Text of statute as originally enacted

= Lascars Act 1823 =

Act of the Parliament of the United Kingdom

The Lascars Act 1823 (4 Geo. 4. c. 80) was an act of the Parliament of the United Kingdom that repealed enactments related to lascars employed by the East India Company.

== Provisions ==
=== Repealed enactments ===
Section 1 of the act repealed 5 enactments, listed in that section.
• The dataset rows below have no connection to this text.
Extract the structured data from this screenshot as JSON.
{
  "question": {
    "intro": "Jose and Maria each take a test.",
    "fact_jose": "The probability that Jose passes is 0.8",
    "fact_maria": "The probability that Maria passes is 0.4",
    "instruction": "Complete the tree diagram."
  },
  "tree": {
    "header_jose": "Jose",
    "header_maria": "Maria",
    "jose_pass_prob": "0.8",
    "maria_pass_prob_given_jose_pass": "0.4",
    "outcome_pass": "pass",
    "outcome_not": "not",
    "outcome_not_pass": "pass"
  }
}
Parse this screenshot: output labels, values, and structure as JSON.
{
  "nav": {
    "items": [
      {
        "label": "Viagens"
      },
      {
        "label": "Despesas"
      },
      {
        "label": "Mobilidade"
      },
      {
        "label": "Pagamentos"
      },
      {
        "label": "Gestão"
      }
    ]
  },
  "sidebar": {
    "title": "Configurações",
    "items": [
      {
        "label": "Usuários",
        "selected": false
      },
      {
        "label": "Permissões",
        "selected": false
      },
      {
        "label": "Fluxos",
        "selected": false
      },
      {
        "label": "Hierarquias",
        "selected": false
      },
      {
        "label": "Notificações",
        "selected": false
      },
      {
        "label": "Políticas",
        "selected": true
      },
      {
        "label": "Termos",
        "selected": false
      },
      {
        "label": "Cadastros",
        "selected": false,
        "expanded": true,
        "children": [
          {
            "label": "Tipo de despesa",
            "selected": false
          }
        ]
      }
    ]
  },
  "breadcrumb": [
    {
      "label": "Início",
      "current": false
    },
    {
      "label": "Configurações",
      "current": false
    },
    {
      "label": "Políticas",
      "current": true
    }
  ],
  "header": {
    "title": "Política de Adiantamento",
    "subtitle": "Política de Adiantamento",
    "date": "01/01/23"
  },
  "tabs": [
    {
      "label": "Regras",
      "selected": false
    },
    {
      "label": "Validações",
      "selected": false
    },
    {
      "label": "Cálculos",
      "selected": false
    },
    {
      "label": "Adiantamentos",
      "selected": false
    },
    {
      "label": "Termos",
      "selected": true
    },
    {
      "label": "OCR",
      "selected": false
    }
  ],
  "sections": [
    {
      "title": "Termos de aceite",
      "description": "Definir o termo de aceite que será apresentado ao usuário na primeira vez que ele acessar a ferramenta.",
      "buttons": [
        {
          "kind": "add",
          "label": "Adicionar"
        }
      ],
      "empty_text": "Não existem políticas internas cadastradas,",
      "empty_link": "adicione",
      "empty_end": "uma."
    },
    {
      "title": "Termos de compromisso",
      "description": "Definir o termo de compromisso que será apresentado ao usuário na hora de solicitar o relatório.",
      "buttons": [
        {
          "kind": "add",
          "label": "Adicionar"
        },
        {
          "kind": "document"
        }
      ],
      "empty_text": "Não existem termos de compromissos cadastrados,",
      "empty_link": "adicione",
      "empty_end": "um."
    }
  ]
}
| Citation | Short title | Description | Extent of repeal |
|---|---|---|---|
| 53 Geo. 3. c. 155 | East India Company Act 1813 | An Act passed in the Fifty fifth Year of His late Majesty King George the Third, intituled An Act for continuing in the East India Company for a further Term the Possession of the British Territories in India together with certain exclusive Privileges for establishing further Regulations for the Government of the said Territories and the better Administration of Justice within the same and for regulating the Trade to and from the Places within the Limits of the said Company's Charter. | As authorizes His Majesty's Subjects to carry on Trade and Traffic to and from the Ports and Places within the Limits of the said Company's Charter with all the Provisions Restrictions and Limitations in the same Act contained for the Regulation of such Trade and for the Disposition in the United Kingdom of all Articles manufactured of Silk Hair or Cotton Wool or any Mixture thereof imported under the Authority of the said last mentioned Act from any Port or Place within the Limits of the said Company's Charter. |
| 54 Geo. 3. c. 34 | East India Trade Act 1813 | An Act passed in the Fifty fourth Year of His said late Majesty's Reign, intituled An Act for the further Regulation of the Trade to and from the Places within the Limits of the Charter of the East India Company. | The whole act. |
| 55 Geo. 3. c. 116 | Registry of Ships Built in India Act 1815 | Another Act passed in the Fifty fifth Year of His said late Majesty's Reign, intituled An Act to make further Regula tions for the Registry of Ships built in India. | The whole act. |
| 57 Geo. 3. c. 36 | Trade, East Indies and Mediterranean Act 1817 | Another Act passed in the Fifty seventh Year of His late Majesty's Reign, intituled An Act to regulate the Trade to and from the Places within the Limits of the Charter of the East India Company and certain Possessions of His Majesty in the Mediterranean. | The whole act. |
| 1 & 2 Geo. 4. c. 65 | East India, etc., Trade Act 1821 | Another Act passed in the Second Year of the Reign of His present Majesty, intituled An Act for the further Regulation of Trade to and from Places within the Limits of the Charter of the East India Company except the Dominions of the Emperor of China and Ports or Places beyond the Limits of the said Charter belonging to any State or Country in Amity with His Majesty. | The whole act. |

== Subsequent developments ==
Section 33 of the act was repealed by section 2 of, and the schedule to, the Public Authorities Protection Act 1893 (56 & 57 Vict. c. 61), which came into force on 1 January 1894.

Sections 25, 26 and 28 of the act were repealed by section 1(1) of, and the first schedule to, the Statute Law Revision Act 1950 (14 Geo. 6. c. 6), which came into force on 23 May 1950.

The whole act was repealed by section 1 of, and the schedule to, the Statute Law Revision Act 1963, which came into force on 31 July 1963.